What do Arnold Palmer, Lambda Chi Alpha fraternity, and a Louisville Slugger have in common? Each was honored with a bill or resolution by the 111th Congress this year. Even though Senate nominations are moving at a snail's pace, budget resolutions are seriously behind and health care has sucked all of the air out of the room for months, congressional leaders manage to find time to introduce─and pass─all sorts of quirky bills. Of course many of these ceremonial bills take little time to draft or debate. But with so many pressing issues before Congress, why bother at all? Probably because these bills are very meaningful to small but important constituencies. And they're a nice addition to one's congressional record. Here are a few of the more interesting ones we spotted.

Earlier this year, Rep. Joe Baca (D-Calif.) introduced House Resolution 1243, designed "to provide for the award of a gold medal on behalf of Congress to Arnold Palmer in recognition of his service to the Nation in promoting excellence and good sportsmanship in golf." The Congressional Gold Medal is a symbol of national appreciation for significant achievements and contributions. Past recipients include Thomas Edison, Colin Powell, Mother Teresa, Nelson Mandela, and Martin Luther King Jr. Congress has broadened the scope of the award to include actors, authors, entertainers, musicians and athletes. Still, the past company of this award leaves one to wonder, does Arnold Palmer fit in? The bill is currently awaiting President Obama's approval.

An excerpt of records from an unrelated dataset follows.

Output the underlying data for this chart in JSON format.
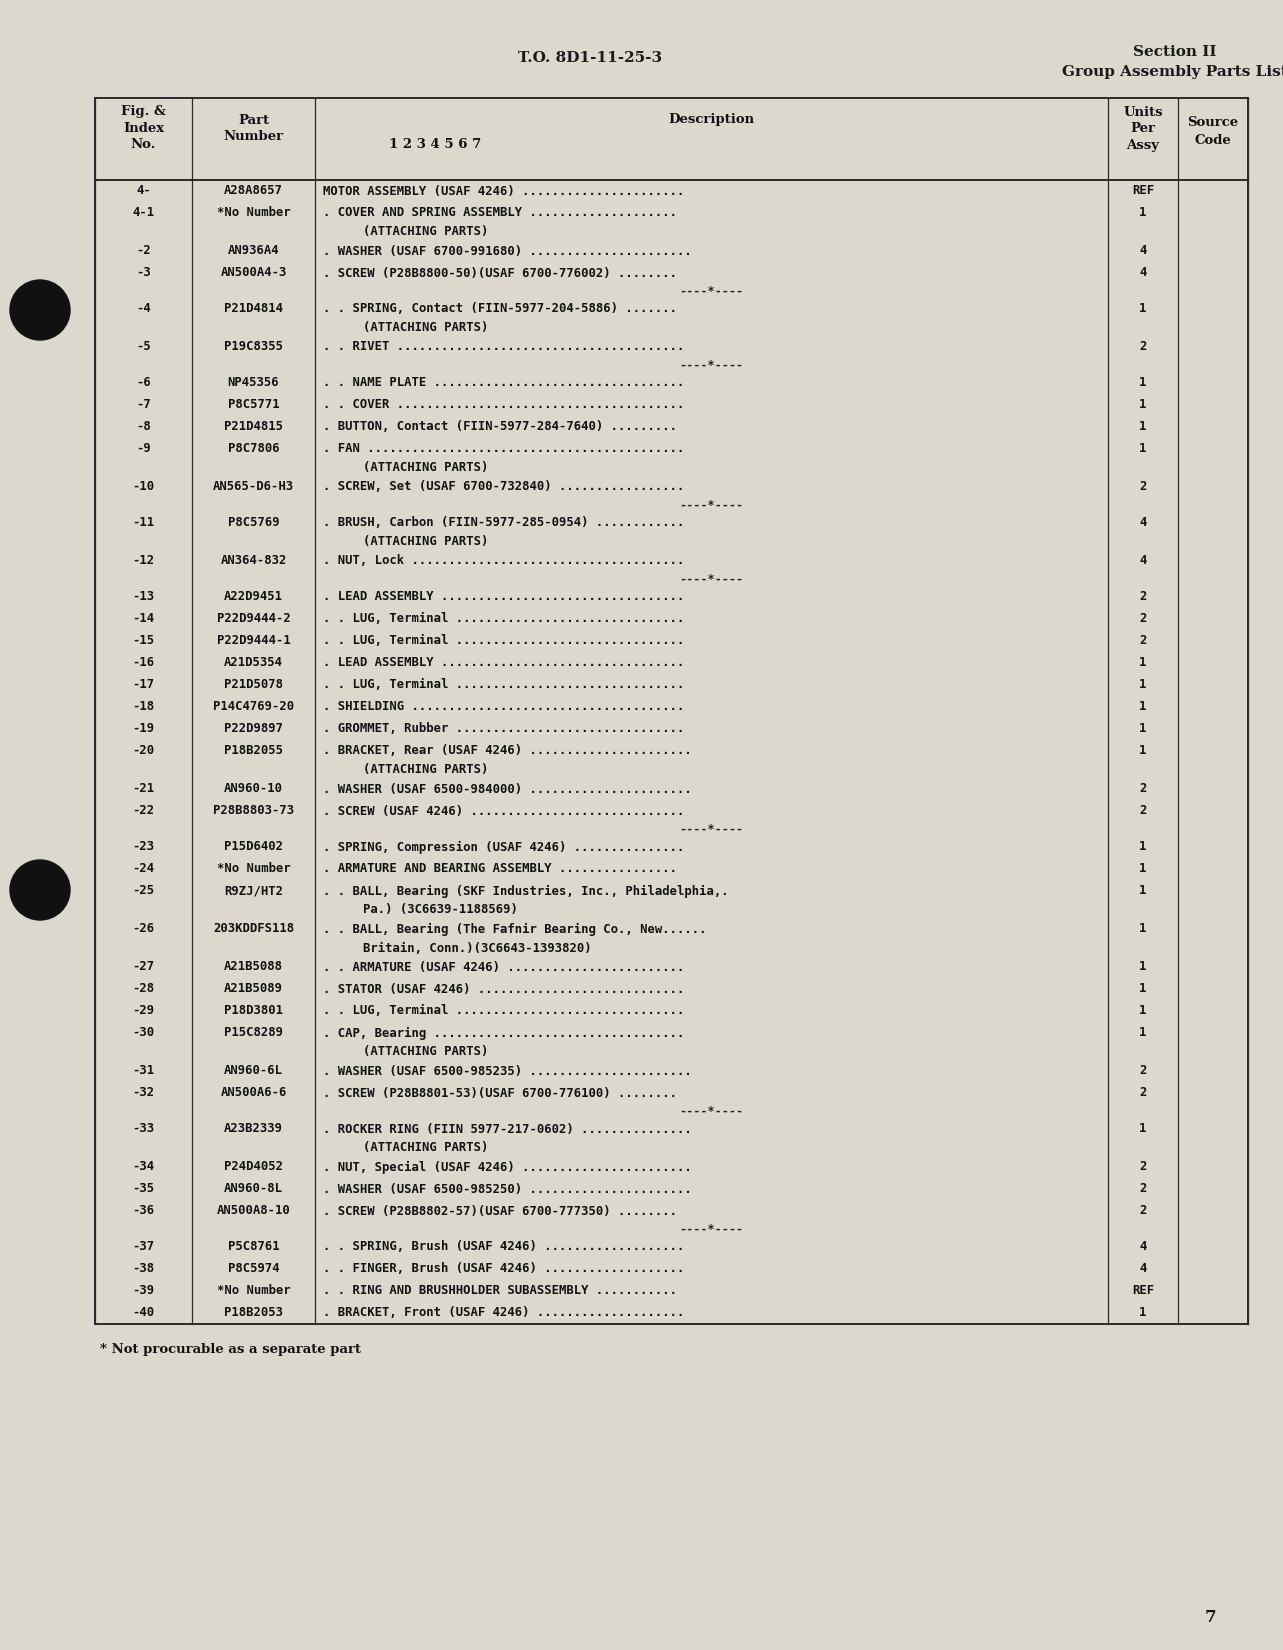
{
  "bg_color": "#ddd8ce",
  "header_center": "T.O. 8D1-11-25-3",
  "header_right_line1": "Section II",
  "header_right_line2": "Group Assembly Parts List",
  "page_number": "7",
  "footnote": "* Not procurable as a separate part",
  "rows": [
    {
      "fig": "4-",
      "part": "A28A8657",
      "desc": "MOTOR ASSEMBLY (USAF 4246) ......................",
      "units": "REF",
      "sep_before": false,
      "continuation": false
    },
    {
      "fig": "4-1",
      "part": "*No Number",
      "desc": ". COVER AND SPRING ASSEMBLY ....................",
      "units": "1",
      "sep_before": false,
      "continuation": false
    },
    {
      "fig": "",
      "part": "",
      "desc": "(ATTACHING PARTS)",
      "units": "",
      "sep_before": false,
      "continuation": true
    },
    {
      "fig": "-2",
      "part": "AN936A4",
      "desc": ". WASHER (USAF 6700-991680) ......................",
      "units": "4",
      "sep_before": false,
      "continuation": false
    },
    {
      "fig": "-3",
      "part": "AN500A4-3",
      "desc": ". SCREW (P28B8800-50)(USAF 6700-776002) ........",
      "units": "4",
      "sep_before": false,
      "continuation": false
    },
    {
      "fig": "SEP",
      "part": "",
      "desc": "",
      "units": "",
      "sep_before": false,
      "continuation": false
    },
    {
      "fig": "-4",
      "part": "P21D4814",
      "desc": ". . SPRING, Contact (FIIN-5977-204-5886) .......",
      "units": "1",
      "sep_before": false,
      "continuation": false
    },
    {
      "fig": "",
      "part": "",
      "desc": "(ATTACHING PARTS)",
      "units": "",
      "sep_before": false,
      "continuation": true
    },
    {
      "fig": "-5",
      "part": "P19C8355",
      "desc": ". . RIVET .......................................",
      "units": "2",
      "sep_before": false,
      "continuation": false
    },
    {
      "fig": "SEP",
      "part": "",
      "desc": "",
      "units": "",
      "sep_before": false,
      "continuation": false
    },
    {
      "fig": "-6",
      "part": "NP45356",
      "desc": ". . NAME PLATE ..................................",
      "units": "1",
      "sep_before": false,
      "continuation": false
    },
    {
      "fig": "-7",
      "part": "P8C5771",
      "desc": ". . COVER .......................................",
      "units": "1",
      "sep_before": false,
      "continuation": false
    },
    {
      "fig": "-8",
      "part": "P21D4815",
      "desc": ". BUTTON, Contact (FIIN-5977-284-7640) .........",
      "units": "1",
      "sep_before": false,
      "continuation": false
    },
    {
      "fig": "-9",
      "part": "P8C7806",
      "desc": ". FAN ...........................................",
      "units": "1",
      "sep_before": false,
      "continuation": false
    },
    {
      "fig": "",
      "part": "",
      "desc": "(ATTACHING PARTS)",
      "units": "",
      "sep_before": false,
      "continuation": true
    },
    {
      "fig": "-10",
      "part": "AN565-D6-H3",
      "desc": ". SCREW, Set (USAF 6700-732840) .................",
      "units": "2",
      "sep_before": false,
      "continuation": false
    },
    {
      "fig": "SEP",
      "part": "",
      "desc": "",
      "units": "",
      "sep_before": false,
      "continuation": false
    },
    {
      "fig": "-11",
      "part": "P8C5769",
      "desc": ". BRUSH, Carbon (FIIN-5977-285-0954) ............",
      "units": "4",
      "sep_before": false,
      "continuation": false
    },
    {
      "fig": "",
      "part": "",
      "desc": "(ATTACHING PARTS)",
      "units": "",
      "sep_before": false,
      "continuation": true
    },
    {
      "fig": "-12",
      "part": "AN364-832",
      "desc": ". NUT, Lock .....................................",
      "units": "4",
      "sep_before": false,
      "continuation": false
    },
    {
      "fig": "SEP",
      "part": "",
      "desc": "",
      "units": "",
      "sep_before": false,
      "continuation": false
    },
    {
      "fig": "-13",
      "part": "A22D9451",
      "desc": ". LEAD ASSEMBLY .................................",
      "units": "2",
      "sep_before": false,
      "continuation": false
    },
    {
      "fig": "-14",
      "part": "P22D9444-2",
      "desc": ". . LUG, Terminal ...............................",
      "units": "2",
      "sep_before": false,
      "continuation": false
    },
    {
      "fig": "-15",
      "part": "P22D9444-1",
      "desc": ". . LUG, Terminal ...............................",
      "units": "2",
      "sep_before": false,
      "continuation": false
    },
    {
      "fig": "-16",
      "part": "A21D5354",
      "desc": ". LEAD ASSEMBLY .................................",
      "units": "1",
      "sep_before": false,
      "continuation": false
    },
    {
      "fig": "-17",
      "part": "P21D5078",
      "desc": ". . LUG, Terminal ...............................",
      "units": "1",
      "sep_before": false,
      "continuation": false
    },
    {
      "fig": "-18",
      "part": "P14C4769-20",
      "desc": ". SHIELDING .....................................",
      "units": "1",
      "sep_before": false,
      "continuation": false
    },
    {
      "fig": "-19",
      "part": "P22D9897",
      "desc": ". GROMMET, Rubber ...............................",
      "units": "1",
      "sep_before": false,
      "continuation": false
    },
    {
      "fig": "-20",
      "part": "P18B2055",
      "desc": ". BRACKET, Rear (USAF 4246) ......................",
      "units": "1",
      "sep_before": false,
      "continuation": false
    },
    {
      "fig": "",
      "part": "",
      "desc": "(ATTACHING PARTS)",
      "units": "",
      "sep_before": false,
      "continuation": true
    },
    {
      "fig": "-21",
      "part": "AN960-10",
      "desc": ". WASHER (USAF 6500-984000) ......................",
      "units": "2",
      "sep_before": false,
      "continuation": false
    },
    {
      "fig": "-22",
      "part": "P28B8803-73",
      "desc": ". SCREW (USAF 4246) .............................",
      "units": "2",
      "sep_before": false,
      "continuation": false
    },
    {
      "fig": "SEP",
      "part": "",
      "desc": "",
      "units": "",
      "sep_before": false,
      "continuation": false
    },
    {
      "fig": "-23",
      "part": "P15D6402",
      "desc": ". SPRING, Compression (USAF 4246) ...............",
      "units": "1",
      "sep_before": false,
      "continuation": false
    },
    {
      "fig": "-24",
      "part": "*No Number",
      "desc": ". ARMATURE AND BEARING ASSEMBLY ................",
      "units": "1",
      "sep_before": false,
      "continuation": false
    },
    {
      "fig": "-25",
      "part": "R9ZJ/HT2",
      "desc": ". . BALL, Bearing (SKF Industries, Inc., Philadelphia,.",
      "units": "1",
      "sep_before": false,
      "continuation": false
    },
    {
      "fig": "",
      "part": "",
      "desc": "Pa.) (3C6639-1188569)",
      "units": "",
      "sep_before": false,
      "continuation": true
    },
    {
      "fig": "-26",
      "part": "203KDDFS118",
      "desc": ". . BALL, Bearing (The Fafnir Bearing Co., New......",
      "units": "1",
      "sep_before": false,
      "continuation": false
    },
    {
      "fig": "",
      "part": "",
      "desc": "Britain, Conn.)(3C6643-1393820)",
      "units": "",
      "sep_before": false,
      "continuation": true
    },
    {
      "fig": "-27",
      "part": "A21B5088",
      "desc": ". . ARMATURE (USAF 4246) ........................",
      "units": "1",
      "sep_before": false,
      "continuation": false
    },
    {
      "fig": "-28",
      "part": "A21B5089",
      "desc": ". STATOR (USAF 4246) ............................",
      "units": "1",
      "sep_before": false,
      "continuation": false
    },
    {
      "fig": "-29",
      "part": "P18D3801",
      "desc": ". . LUG, Terminal ...............................",
      "units": "1",
      "sep_before": false,
      "continuation": false
    },
    {
      "fig": "-30",
      "part": "P15C8289",
      "desc": ". CAP, Bearing ..................................",
      "units": "1",
      "sep_before": false,
      "continuation": false
    },
    {
      "fig": "",
      "part": "",
      "desc": "(ATTACHING PARTS)",
      "units": "",
      "sep_before": false,
      "continuation": true
    },
    {
      "fig": "-31",
      "part": "AN960-6L",
      "desc": ". WASHER (USAF 6500-985235) ......................",
      "units": "2",
      "sep_before": false,
      "continuation": false
    },
    {
      "fig": "-32",
      "part": "AN500A6-6",
      "desc": ". SCREW (P28B8801-53)(USAF 6700-776100) ........",
      "units": "2",
      "sep_before": false,
      "continuation": false
    },
    {
      "fig": "SEP",
      "part": "",
      "desc": "",
      "units": "",
      "sep_before": false,
      "continuation": false
    },
    {
      "fig": "-33",
      "part": "A23B2339",
      "desc": ". ROCKER RING (FIIN 5977-217-0602) ...............",
      "units": "1",
      "sep_before": false,
      "continuation": false
    },
    {
      "fig": "",
      "part": "",
      "desc": "(ATTACHING PARTS)",
      "units": "",
      "sep_before": false,
      "continuation": true
    },
    {
      "fig": "-34",
      "part": "P24D4052",
      "desc": ". NUT, Special (USAF 4246) .......................",
      "units": "2",
      "sep_before": false,
      "continuation": false
    },
    {
      "fig": "-35",
      "part": "AN960-8L",
      "desc": ". WASHER (USAF 6500-985250) ......................",
      "units": "2",
      "sep_before": false,
      "continuation": false
    },
    {
      "fig": "-36",
      "part": "AN500A8-10",
      "desc": ". SCREW (P28B8802-57)(USAF 6700-777350) ........",
      "units": "2",
      "sep_before": false,
      "continuation": false
    },
    {
      "fig": "SEP",
      "part": "",
      "desc": "",
      "units": "",
      "sep_before": false,
      "continuation": false
    },
    {
      "fig": "-37",
      "part": "P5C8761",
      "desc": ". . SPRING, Brush (USAF 4246) ...................",
      "units": "4",
      "sep_before": false,
      "continuation": false
    },
    {
      "fig": "-38",
      "part": "P8C5974",
      "desc": ". . FINGER, Brush (USAF 4246) ...................",
      "units": "4",
      "sep_before": false,
      "continuation": false
    },
    {
      "fig": "-39",
      "part": "*No Number",
      "desc": ". . RING AND BRUSHHOLDER SUBASSEMBLY ...........",
      "units": "REF",
      "sep_before": false,
      "continuation": false
    },
    {
      "fig": "-40",
      "part": "P18B2053",
      "desc": ". BRACKET, Front (USAF 4246) ....................",
      "units": "1",
      "sep_before": false,
      "continuation": false
    }
  ]
}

Golf isn't the only sport being recognized, several professional football players have been honored this year as well. Rep. Gus Bilirakis (R-Fla.) sponsored House Resolution 70 to honor past Super Bowl champion and NFL coach Tony Dungy. Former Buffalo Bills players Ralph Wilson Jr. and Bruce Smith were recognized by Sen. Charles Schumer (D-N.Y.) for being included in the 2009 Pro Football Hall of Fame.  The resolution hailed Wilson and Smith for leading the Bills to multiple Super Bowl appearances in the early 1990s.

Even sports equipment has received a Congressional nod of approval. Rep. John Yarmuth (D-Ky.) introduced H.R. 314 "saluting Hillerich & Bradsby Co. on the 125th anniversary of the Louisville Slugger." The Louisville Slugger is known as the official bat of Major League Baseball, and helped build the home-run careers of Hank Aaron and Babe Ruth. This bill was referred to the Committee on Energy and Commerce where, no doubt, time was spent discussing the popular bat.

Hollywood actors have also been able to shine in Washington, D.C.  Bea Arthur, best known as wisecracking Dorothy on The Golden Girls, was honored by Rep. Jared Polis (D-Colo.) after her death in May. Polis proudly recognized Arthur's advocacy work for women, gays and lesbians, and individuals suffering from AIDS and HIV. He went on to hail her professional roles and contributions in Fiddler on the Roof, Mame, and Maude.

In an somewhat unusual move, a band of fraternity brothers put aside partisan differences to pass a resolution this year. A slew of representatives referred a resolution to the Committee on Education and Labor to "congratulate the Lambda Chi Alpha Fraternity on the occasion of its 100th anniversary." Rep. Tom Rooney (R-Fla.), who sponsored the resolution, was a dedicated fraternity brother at Washington and Jefferson College located outside of Pittsburgh, Pa. Fellow supporters, including Rep. Kevin Brady (R-Texas), Rep. Lloyd Doggett (D-Texas), Rep. John Kingston (R-Ga.), and Rep. Ron Paul (R-Texas), were members of the same fraternity in college.

Fraternities aside, the sheer athleticism or talent of these honorees is undeniable. But after the multi-million dollar contracts, Super Bowl rings, Hall of Fame inductions, and Emmy awards─is it Congress's job to honor these individuals once again? Or are there more productive ways to allocate time?